GUEST COMMENT Data-driven marketing: all in good time
Online retailers must struggle with a great irony – marketing technologies that identify users with buying intent and lead them to an eventual purchase can act as agents of delay, driving users away from a purchase.
In a study undertaken by Walmart that compared page load times to the likelihood of purchase, they found that a one second delay caused a 7% drop in conversions. This almost certainly mirrors conclusions from any online retail organisation – the longer it takes to make purchases, the fewer purchases a user is likely to make. Third-party site analytics tools, advertising pixels, and cookie syncing scripts can be a liability, particularly during times of increased traffic. Optimising page architecture can increase conversions and avoid catastrophe, but third-party servers are also under heavy loads. If these tools are required for page functionality, slow loads can be especially detrimental to the user experience. Even if latent tools don’t have an overt effect on a customer’s engagement, a failure to load in time can mean a failure to use data to target a user effectively in the future.
Site operators must attempt to determine to what degree these technologies contribute to the latency of their pages, but the relationship between data marketing technologies and page load speed isn’t always as intuitive as it seems. In fact, many sites manage their tags in a way that allows them to partner with a large number of marketing and analytics companies without suffering longer page load times.
We conducted a survey of the marketing activities and load times of 22 top UK retail sites, and compared the heaviest trafficked days of the Internet year (11/28-12/02) to the same five-day period one month before (10/31-11/04). The data shows wide and varying strategies for data collection and site optimisation, and it suggests equally varying success. (Note: the averages discussed in the following text refer to the entire 22 site study, while the graphs highlight the ten most relevant sites in that category.)
Unfortunately for some retailers, the removal of third-party code was not enough to overcome performance obstacles. Ryanair.com discarded 82 distinct partners during the busy weekend, but that did not translate into quicker overall page times for the whole site (sites were fractionally slower on average by 166ms).
Other sites enjoyed success that, on the surface, may seem surprising. Consider the web properties for department store John Lewis. Johnlewis.com added code from 48 distinct partners, but improved its page load time by 260ms. Similarly, debenhams.com improved site performance by an average of ½ second despite adding 19 new partners; and travelrepublic.co.uk added three new partners, but improved load times by nearly a full second.
Direct correlations do appear on certain sites. Travelocity’s lastminute.com improved by three-quarters of a second in page latency, perhaps due to the removal of 13 marketing partners. Tesco launched code from only four new companies and saw a similarly modest increase in page load times (190ms). But these types of connections are far from the norm. The top 20 sites were actually faster over the heavy shopping weekend, clocking an average overall improvement of 198 milliseconds (about fifth of a second faster), but that improvement didn’t come by eschewing third-party marketing tools. On average, top retail sites added six data collection technologies each. So better performance is not a simple matter of direct marketing austerity.
Through the use of marketing technologies, sites can gain a very clear understanding of their audience – but they can also complicate and confuse the operation of their own site. Retailers, like all website operators, must also conduct internal analysis so they can properly identify their most sound practices.
Online retail giant Amazon
is notably successful at this is. Their site added 57 distinct partners when compared to the month before and those technologies were actually slightly slower to load on average.

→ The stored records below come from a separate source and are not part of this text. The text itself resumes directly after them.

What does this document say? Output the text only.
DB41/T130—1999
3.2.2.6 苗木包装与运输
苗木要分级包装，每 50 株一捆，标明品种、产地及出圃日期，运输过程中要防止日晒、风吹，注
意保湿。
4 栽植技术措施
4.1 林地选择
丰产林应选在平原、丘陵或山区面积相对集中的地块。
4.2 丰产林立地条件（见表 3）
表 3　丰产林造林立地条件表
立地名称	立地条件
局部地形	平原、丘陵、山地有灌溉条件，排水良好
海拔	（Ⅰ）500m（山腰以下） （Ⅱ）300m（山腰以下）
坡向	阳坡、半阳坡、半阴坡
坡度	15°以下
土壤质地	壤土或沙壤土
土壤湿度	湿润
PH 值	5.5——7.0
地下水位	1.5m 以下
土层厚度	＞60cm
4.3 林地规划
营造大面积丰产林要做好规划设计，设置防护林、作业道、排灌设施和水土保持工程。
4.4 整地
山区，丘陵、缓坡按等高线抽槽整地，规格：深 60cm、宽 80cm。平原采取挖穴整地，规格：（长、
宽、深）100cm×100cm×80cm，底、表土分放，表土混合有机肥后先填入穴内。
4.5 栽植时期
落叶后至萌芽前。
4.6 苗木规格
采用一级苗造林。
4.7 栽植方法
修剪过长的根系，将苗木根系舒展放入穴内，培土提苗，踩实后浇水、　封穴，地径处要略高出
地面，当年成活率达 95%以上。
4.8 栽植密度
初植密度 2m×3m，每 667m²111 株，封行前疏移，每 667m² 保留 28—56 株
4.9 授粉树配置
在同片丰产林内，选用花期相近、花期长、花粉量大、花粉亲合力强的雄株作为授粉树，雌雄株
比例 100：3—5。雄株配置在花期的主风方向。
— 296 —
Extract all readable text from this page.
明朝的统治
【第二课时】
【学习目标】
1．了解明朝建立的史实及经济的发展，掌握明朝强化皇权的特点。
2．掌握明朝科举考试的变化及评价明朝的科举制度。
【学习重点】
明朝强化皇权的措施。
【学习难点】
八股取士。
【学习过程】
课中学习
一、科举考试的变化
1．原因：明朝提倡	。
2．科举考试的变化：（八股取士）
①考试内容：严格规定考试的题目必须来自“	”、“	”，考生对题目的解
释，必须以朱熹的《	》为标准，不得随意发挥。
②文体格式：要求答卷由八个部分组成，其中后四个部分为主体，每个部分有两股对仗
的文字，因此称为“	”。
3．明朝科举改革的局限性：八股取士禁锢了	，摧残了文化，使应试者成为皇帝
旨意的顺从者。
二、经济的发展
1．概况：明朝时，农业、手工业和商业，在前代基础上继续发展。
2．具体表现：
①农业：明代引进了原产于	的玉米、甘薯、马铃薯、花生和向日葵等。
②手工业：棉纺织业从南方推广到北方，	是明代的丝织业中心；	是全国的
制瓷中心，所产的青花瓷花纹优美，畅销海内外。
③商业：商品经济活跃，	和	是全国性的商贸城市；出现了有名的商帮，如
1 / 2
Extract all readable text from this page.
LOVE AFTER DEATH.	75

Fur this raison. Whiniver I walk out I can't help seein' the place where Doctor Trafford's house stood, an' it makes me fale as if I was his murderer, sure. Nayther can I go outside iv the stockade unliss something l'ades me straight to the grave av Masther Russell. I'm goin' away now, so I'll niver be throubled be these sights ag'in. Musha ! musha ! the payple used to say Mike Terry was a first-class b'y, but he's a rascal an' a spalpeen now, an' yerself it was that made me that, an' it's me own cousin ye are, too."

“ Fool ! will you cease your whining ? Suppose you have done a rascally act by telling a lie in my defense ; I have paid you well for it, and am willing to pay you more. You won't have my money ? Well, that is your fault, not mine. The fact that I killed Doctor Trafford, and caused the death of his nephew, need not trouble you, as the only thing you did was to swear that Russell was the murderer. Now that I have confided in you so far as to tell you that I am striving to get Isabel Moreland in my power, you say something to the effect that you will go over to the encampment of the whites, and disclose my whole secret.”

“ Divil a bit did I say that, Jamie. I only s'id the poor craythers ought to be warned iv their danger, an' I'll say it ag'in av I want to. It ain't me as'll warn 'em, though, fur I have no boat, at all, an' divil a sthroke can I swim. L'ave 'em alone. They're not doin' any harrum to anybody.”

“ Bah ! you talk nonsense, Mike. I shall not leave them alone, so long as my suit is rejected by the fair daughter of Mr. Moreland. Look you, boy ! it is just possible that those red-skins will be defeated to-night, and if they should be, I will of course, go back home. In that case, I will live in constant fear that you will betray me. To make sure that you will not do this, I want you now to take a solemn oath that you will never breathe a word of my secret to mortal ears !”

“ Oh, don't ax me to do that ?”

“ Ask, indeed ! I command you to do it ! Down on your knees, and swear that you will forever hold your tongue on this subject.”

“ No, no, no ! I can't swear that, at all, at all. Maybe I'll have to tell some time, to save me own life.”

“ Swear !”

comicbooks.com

Amazon’s pages were slightly speedier overall, however, by a margin of 133 milliseconds, which was accomplished through particularly effective tag management. While scripts from 266 distinct partners were deployed across the domain throughout the weekend, relatively few are deployed on any given page view, and those are chosen via a sophisticated set of matching practices.
A retailer can judiciously choose which online marketing tools to deploy without automatically choosing to deploy fewer tools on the whole. Effective practices for measuring and monitoring the success of third-parties coupled with effective tag management can allow a site to reach a seemingly unattainable goal – aggressive adoption of partners to identify the right audience and lead them toward a purchase – but also give them a quick and seamless experience when they arrive.Andy Kahl is director, data analysis, at Evidon.